Selon l’article 65, un député serait élu « pour 50 mille sujets ottomans masculins ». Autrement dit, avec cette constitution, le droit de voter et d’être élu n’était perçu que comme un « droit de l’homme » et il le restera encore longtemps.
Entre 1876 et 1908, sous le règne d’Abdülhamit II, les femmes n’ont strictement aucun droit politique.
En 1908, l’Empire ottoman passe à la Seconde période constitutionnelle (İkinci Meşrutiyet). Cependant, aucune modification n’est apportée à la loi électorale. Pire, la population féminine n’est même pas comptabilisée. Selon la Constitution, la femme turque n’existe tout simplement pas !
En 1909, un groupe de femmes tente de participer à une séance publique du Parlement en tant qu’auditrices. Cet évènement lance, dans la presse, le débat de la place de la femme.
En 1909 et 1912, certains changements sont apportés à la Constitution. La loi fondamentale s’est assez démocratisée. Cependant, aucune mesure n’est prise en faveur des droits politiques des femmes.

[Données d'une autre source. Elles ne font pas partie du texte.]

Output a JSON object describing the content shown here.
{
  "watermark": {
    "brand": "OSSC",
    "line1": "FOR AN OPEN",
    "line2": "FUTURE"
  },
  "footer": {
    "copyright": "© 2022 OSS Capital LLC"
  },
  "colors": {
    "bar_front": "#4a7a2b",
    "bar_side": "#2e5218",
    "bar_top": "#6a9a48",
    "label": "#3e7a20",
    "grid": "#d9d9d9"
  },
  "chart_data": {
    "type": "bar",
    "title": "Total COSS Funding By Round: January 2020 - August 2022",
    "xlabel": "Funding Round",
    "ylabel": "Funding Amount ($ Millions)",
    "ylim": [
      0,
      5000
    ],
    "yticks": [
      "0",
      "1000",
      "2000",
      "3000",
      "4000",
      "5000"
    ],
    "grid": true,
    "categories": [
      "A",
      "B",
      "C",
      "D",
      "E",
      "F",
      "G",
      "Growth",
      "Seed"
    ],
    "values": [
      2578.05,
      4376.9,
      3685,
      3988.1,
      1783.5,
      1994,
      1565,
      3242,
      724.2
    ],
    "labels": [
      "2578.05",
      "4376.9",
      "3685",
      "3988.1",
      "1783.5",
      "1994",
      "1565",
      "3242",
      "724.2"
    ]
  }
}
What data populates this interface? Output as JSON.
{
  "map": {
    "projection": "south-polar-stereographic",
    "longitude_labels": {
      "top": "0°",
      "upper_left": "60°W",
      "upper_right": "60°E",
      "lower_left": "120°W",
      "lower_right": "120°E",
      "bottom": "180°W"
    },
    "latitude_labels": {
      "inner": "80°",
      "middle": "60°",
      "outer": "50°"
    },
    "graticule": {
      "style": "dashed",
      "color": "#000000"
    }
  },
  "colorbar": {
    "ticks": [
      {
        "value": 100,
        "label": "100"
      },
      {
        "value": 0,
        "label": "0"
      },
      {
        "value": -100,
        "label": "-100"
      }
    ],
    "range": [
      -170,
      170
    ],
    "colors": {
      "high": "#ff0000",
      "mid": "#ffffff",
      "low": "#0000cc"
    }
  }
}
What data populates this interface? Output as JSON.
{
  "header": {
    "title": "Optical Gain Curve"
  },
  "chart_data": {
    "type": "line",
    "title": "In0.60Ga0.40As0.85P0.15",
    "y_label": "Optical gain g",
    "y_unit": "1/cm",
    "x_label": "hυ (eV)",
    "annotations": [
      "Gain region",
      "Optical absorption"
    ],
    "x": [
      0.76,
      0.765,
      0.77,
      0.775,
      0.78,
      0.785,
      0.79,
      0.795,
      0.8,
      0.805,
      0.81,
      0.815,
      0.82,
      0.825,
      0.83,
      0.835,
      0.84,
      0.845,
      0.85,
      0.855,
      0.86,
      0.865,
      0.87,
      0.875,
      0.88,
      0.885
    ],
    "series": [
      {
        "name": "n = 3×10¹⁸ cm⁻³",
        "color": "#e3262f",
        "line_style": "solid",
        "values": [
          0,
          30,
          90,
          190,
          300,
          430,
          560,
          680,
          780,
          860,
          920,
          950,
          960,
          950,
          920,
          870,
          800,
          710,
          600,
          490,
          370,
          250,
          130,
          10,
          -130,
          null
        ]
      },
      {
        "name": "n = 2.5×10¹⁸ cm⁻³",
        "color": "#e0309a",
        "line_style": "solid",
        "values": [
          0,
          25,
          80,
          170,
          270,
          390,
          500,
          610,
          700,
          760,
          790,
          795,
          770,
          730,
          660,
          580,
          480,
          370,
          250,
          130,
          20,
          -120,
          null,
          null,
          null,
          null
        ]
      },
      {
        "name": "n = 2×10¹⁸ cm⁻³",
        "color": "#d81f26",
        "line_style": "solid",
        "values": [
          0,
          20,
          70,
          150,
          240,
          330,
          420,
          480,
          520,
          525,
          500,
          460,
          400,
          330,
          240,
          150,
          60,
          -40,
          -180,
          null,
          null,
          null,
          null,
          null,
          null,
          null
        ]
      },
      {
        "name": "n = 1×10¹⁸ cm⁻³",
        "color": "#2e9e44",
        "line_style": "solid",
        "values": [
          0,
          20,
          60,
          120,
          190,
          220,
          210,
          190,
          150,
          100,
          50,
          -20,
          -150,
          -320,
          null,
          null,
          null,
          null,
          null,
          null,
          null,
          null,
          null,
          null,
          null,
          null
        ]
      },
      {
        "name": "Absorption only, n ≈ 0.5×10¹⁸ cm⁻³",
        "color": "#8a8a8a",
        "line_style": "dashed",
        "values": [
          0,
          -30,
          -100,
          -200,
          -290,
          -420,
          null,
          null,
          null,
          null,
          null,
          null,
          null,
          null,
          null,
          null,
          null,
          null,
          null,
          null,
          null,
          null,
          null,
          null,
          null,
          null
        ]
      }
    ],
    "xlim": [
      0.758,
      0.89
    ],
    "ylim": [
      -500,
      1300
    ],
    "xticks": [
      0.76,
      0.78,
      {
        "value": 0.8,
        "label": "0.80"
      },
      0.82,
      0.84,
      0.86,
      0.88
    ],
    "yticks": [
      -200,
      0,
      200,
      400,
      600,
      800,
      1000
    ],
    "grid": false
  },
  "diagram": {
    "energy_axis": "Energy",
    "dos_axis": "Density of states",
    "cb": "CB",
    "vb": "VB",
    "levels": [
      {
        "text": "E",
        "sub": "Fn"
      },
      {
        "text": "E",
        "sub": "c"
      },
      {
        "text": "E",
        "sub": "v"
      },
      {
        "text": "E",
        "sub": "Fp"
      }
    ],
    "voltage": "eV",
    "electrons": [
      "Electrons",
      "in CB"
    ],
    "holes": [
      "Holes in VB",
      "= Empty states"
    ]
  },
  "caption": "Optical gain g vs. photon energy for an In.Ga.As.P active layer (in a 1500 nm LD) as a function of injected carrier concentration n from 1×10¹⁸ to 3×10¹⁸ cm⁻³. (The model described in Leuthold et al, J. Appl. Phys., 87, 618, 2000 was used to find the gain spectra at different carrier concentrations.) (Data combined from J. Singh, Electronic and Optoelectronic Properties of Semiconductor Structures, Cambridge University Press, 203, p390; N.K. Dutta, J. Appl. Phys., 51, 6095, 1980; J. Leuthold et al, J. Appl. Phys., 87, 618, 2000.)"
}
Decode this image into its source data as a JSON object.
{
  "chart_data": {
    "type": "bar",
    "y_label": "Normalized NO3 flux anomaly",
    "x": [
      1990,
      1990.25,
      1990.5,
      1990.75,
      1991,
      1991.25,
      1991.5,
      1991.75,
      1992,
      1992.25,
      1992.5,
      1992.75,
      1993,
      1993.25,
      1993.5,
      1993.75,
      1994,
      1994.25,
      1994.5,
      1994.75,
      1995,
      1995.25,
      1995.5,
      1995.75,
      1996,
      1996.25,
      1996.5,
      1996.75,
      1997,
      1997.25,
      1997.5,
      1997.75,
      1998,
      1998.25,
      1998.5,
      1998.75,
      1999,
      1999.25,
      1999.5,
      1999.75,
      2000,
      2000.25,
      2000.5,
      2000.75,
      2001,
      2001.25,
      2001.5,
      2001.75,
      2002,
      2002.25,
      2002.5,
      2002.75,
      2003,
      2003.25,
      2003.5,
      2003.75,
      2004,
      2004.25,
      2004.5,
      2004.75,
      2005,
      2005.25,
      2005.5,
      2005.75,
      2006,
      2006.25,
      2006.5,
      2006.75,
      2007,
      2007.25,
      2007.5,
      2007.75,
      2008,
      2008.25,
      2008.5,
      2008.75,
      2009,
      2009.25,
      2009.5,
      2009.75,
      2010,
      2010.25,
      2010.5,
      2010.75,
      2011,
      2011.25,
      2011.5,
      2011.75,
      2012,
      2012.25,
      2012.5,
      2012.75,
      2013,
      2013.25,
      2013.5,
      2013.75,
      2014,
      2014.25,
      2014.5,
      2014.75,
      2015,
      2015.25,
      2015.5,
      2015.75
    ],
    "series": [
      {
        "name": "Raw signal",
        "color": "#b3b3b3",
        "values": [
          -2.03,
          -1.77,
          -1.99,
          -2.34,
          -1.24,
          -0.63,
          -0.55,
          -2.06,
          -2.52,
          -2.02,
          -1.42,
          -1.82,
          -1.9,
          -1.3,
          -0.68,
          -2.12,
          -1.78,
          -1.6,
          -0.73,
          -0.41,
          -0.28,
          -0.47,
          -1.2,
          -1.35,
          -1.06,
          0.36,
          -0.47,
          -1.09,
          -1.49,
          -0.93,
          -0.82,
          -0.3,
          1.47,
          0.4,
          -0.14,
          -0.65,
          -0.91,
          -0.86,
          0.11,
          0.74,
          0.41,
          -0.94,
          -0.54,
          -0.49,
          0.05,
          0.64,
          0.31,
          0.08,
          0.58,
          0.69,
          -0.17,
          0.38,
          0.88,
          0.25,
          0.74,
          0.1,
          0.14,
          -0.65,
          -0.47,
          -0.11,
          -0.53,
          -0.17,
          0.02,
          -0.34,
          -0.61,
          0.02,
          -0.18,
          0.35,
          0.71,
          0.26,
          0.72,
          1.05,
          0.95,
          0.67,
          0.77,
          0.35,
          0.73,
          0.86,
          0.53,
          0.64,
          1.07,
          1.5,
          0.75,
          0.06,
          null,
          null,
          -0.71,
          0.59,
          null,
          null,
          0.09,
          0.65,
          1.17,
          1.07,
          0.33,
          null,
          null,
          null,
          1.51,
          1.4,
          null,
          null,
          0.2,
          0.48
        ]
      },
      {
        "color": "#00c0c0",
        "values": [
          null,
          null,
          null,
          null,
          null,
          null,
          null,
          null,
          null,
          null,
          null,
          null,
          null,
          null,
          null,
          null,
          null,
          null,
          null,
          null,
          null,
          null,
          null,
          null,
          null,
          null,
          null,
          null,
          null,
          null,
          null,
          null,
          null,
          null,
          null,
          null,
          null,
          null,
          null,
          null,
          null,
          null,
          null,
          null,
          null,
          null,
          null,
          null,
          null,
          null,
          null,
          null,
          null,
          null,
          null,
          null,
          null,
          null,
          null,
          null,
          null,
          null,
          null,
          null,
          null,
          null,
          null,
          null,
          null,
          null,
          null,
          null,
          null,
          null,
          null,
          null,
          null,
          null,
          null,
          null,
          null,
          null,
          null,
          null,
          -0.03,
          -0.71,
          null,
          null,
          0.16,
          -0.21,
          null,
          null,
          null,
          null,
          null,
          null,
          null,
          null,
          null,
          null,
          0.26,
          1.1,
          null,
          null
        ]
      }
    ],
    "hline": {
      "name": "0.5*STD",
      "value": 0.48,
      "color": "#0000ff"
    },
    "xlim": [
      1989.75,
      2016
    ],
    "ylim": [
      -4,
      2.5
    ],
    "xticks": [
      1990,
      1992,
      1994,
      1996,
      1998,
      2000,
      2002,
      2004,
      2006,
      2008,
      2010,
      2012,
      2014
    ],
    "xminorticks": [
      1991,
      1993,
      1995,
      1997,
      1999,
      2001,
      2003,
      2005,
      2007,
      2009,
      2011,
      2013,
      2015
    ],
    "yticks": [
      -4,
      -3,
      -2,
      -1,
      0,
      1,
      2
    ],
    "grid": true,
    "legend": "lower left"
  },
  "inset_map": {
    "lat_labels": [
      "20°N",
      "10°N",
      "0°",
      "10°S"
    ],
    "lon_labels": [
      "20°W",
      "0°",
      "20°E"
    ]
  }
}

Au cours de la Seconde période constitutionnelle, certes les femmes turques n’obtiennent pas de droits politiques mais elles commencent à briser les fers. De nombreux magazines féminins voient le jour. Les premières femmes alphabétisées de l’Empire ottoman commencent à émerger en signant des articles dans la presse. Des femmes comme Fatma Aliye et Nezihe Muhittin deviennent les pionnières de mouvements de femmes ottomanes.
En 1908, la phrase « Vive l’Assemblée nationale » fait la couverture du magazine féminin « Nüsha-i Mefharet ». C’est d’ailleurs ce magazine féminin qui emploie, la toute première fois, le vocable en turc « Millet Meclisi » (Assemblée nationale) connue jusque-là par les mots “Meclis-i Mebusan”. (Source : Afet Inan, Souvenirs et documents sur Atatürk, p. 340).
Au cours de la Seconde monarchie constitutionnelle, outre les magazines féminins, des groupements de femmes tels que la Teali Nisvan Cemiyeti et la Société pour le travail des femmes sont créés.
Pendant la Première Guerre mondiale de 1914-1918, les femmes commencent à travailler par obligation.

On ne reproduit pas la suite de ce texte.